Desmanthus illinoensis

illinois bundleflower, prairie bundleflower, bundleflower, prickleweed, illinois desmanthus, prairie mimosa


Leaf Arrangement


Leaf Type

bipinnate, compound, dissected

Growth Form

forb, shrub

Flower Color


Flower Petals


Flower Month

June - August

Height (meters)

0.3 - 2.4

Milky Sap








Growing Season

Warm season

Wetland Class


Prairie Coefficient of Conservatism


Field Characters

May be distinguished from Mimosa, Schrankia, and Neptunia by its upright growth and in the case of Schrankia in that it lacks prickles. It also resembles Acacia angustissima but is distinguished by its fruit of curved rather than strait pods and grooves in its stem.

Cultural Information

Propagation by seed is best.
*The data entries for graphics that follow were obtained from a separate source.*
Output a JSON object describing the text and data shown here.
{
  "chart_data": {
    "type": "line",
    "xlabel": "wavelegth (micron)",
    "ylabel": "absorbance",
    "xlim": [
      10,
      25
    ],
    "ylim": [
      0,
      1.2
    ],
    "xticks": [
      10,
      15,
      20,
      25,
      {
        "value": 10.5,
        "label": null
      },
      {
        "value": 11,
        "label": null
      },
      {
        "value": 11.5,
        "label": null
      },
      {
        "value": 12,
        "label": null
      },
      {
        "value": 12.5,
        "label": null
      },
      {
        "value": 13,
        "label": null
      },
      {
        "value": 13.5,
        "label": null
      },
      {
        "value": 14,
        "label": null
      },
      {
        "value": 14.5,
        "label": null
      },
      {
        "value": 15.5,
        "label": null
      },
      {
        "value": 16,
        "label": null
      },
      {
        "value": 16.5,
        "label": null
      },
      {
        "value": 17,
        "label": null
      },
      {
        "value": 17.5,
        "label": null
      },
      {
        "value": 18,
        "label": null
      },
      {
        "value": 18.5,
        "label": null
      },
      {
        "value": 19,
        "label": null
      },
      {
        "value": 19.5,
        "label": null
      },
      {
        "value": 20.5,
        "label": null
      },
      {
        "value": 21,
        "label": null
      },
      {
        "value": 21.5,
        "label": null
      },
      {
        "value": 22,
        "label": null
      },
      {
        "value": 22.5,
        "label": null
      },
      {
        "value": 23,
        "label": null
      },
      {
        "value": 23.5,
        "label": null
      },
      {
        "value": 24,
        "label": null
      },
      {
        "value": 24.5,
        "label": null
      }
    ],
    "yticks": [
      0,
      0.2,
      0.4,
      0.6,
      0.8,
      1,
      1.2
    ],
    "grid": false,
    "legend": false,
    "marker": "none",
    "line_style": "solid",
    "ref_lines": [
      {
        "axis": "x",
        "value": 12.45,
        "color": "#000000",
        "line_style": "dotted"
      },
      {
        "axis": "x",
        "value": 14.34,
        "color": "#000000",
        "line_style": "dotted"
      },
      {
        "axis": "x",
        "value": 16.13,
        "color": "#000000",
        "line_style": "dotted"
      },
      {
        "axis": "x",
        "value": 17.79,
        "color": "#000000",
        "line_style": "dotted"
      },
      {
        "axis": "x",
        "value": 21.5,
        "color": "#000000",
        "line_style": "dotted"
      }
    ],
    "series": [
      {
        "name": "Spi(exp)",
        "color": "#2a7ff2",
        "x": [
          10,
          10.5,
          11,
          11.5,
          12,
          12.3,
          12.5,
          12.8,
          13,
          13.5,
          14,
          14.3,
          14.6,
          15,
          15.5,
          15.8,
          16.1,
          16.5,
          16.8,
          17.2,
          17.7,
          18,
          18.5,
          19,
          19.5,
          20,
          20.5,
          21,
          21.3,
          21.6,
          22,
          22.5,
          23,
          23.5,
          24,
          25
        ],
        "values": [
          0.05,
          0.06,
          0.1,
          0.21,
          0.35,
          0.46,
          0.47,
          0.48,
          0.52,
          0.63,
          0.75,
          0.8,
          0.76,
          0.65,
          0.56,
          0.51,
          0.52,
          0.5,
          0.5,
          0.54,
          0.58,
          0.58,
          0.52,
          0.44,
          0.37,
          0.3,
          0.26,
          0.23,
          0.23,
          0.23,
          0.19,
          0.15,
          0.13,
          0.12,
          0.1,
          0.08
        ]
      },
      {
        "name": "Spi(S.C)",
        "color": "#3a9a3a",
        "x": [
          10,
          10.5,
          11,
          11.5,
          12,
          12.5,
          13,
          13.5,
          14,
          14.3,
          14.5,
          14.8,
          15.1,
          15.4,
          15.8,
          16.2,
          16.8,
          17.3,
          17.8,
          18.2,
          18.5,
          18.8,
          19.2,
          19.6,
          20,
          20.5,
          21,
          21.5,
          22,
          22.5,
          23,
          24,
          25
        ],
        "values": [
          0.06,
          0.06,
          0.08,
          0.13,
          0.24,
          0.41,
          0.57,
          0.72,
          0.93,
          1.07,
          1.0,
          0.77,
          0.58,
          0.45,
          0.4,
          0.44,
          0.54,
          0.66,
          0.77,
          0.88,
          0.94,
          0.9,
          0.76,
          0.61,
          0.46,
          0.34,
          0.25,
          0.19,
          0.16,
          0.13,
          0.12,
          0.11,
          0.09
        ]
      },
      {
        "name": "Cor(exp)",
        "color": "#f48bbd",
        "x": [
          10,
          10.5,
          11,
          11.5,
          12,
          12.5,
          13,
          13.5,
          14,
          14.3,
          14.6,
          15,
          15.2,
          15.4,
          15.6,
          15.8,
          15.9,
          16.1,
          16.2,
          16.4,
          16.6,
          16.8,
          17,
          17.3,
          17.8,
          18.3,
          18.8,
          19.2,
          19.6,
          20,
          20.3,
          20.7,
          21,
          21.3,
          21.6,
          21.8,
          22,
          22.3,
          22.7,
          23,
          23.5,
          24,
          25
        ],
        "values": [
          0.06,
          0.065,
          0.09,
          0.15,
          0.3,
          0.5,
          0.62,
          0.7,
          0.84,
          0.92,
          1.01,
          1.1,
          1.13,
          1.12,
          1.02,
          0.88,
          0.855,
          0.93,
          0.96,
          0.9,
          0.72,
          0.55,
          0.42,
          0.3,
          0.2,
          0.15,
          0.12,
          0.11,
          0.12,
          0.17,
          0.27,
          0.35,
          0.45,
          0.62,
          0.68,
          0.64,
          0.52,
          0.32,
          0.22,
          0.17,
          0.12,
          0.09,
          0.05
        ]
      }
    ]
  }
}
Scarification is needed for reliable germination. The seeds are rust brown and flat. The number of seeds per pound vary between 200,000 and 57,000. The recommended planting rate is 10 lbs./acre. The seeds benefit from treatment with inoculum before planting. When grown in pure stands for seed production it can be harvested with a combine.

Animal Use

Desirable to cattle as forage. Flowers are visited by butterflies. Seeds are eaten by granivorous birds and mammals.

Natural History

A deep-rooted perennial found in the clay soils of Louisiana and east Texas. This species ranges through the plains and prairies of the U.S. from Alabama to Texas and north to South Dakota (Correll and Johnston 1979). It is winter hardy, drought resistant, and widely adapted to many soil types, although it is generally found in moist sites. It occurs on soils of a neutral pH of 6-7. It is nutritious, high in protein, and similar in food value to cultivated legumes. It is eaten by all classes of livestock, is a decreaser under heavy grazing, and is an indicator of range condition. It is being studied as a possible perennial food crop by Wess Jackson of the Land Institute (Evans 1989).


Disturbed fields and roadsides, rocky, open wooded slopes, pastures, prairies, ravines, stream banks, waste places.